Between the first joining auxiliary element and the first component and / or the second joining auxiliary element and the second component, in each case an intermediate layer element can be pressed in with it. The interlayer element may e.g. a film or layer of material that causes a galvanic separation between the joining auxiliary and the component.

The joining auxiliary element may additionally be connected to the intermediate layer element and / or the component into which it is pressed, in a materially bonded manner.

The component composite may have a single joint, but preferably the components are connected to each other at a plurality of joints. The multiple joints may be identical or different.

The component composite may further comprise a third or further components, which are also connected by means of the described method or by means of other known joining methods.

The first and second and optionally further components may be made of a sheet metal material (for example a steel sheet, aluminum sheet or magnesium sheet) or a sheet-like material, such as e.g. a fiber reinforced plastic material (e.g., carbon fiber, glass fiber or aramid fiber reinforced). In principle, it may also be a profile part, a casting or the like, which is formed like a sheet metal at the joint. The component connection described above is suitable for all material thicknesses, is suitable e.g. especially for material thicknesses in the range of 0.5 mm to 5 mm and in particular also for thin sheets or thin sheets with a thickness of 2.99 mm or less.

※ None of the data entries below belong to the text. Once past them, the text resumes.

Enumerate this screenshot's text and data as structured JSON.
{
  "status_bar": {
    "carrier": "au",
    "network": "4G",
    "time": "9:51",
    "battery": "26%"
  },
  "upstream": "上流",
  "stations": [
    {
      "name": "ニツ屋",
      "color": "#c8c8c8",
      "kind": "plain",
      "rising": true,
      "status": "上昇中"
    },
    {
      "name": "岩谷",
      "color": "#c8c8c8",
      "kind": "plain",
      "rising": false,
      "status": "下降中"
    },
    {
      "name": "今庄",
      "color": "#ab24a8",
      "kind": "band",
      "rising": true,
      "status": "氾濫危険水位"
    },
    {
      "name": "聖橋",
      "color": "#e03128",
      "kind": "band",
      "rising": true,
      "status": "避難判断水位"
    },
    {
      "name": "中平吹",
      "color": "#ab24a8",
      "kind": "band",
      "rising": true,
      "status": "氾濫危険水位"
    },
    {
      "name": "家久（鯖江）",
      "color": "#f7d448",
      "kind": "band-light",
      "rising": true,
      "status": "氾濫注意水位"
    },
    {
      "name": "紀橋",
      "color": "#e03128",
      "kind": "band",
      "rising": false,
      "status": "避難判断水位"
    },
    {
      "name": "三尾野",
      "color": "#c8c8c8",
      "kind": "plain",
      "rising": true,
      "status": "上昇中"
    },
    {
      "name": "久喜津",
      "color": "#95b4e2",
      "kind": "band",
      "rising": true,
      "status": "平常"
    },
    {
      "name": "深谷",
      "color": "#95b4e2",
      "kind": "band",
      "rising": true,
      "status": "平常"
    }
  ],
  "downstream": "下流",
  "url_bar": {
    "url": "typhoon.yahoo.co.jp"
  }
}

The component assembly is preferably a vehicle component and particularly preferably a body component, preferably a car body. It may also be e.g. also act as an interior component.

Furthermore, a method for producing a component composite is specified, which comprises at least a first and second component and a cohesive joint connection to at least one joint. The at least first and second components are connected to one another by the at least one joint. In the first component, a through-hole is produced at the at least one joint, and an indentation is formed such that the through-hole is widened at an edge region, wherein the indentation overlies extends more than 50% of the depth of the through hole. A joining auxiliary element is pressed into the through-hole with an embossing in a non-positive and positive manner. The first and second components are positioned and aligned relative to one another. A bonded joint connection is produced at the at least one joint by welding, soldering or gluing, wherein the joining auxiliary element is materially connected to the base material of the second component or with a second joining auxiliary element which is provided at the joint in the second component.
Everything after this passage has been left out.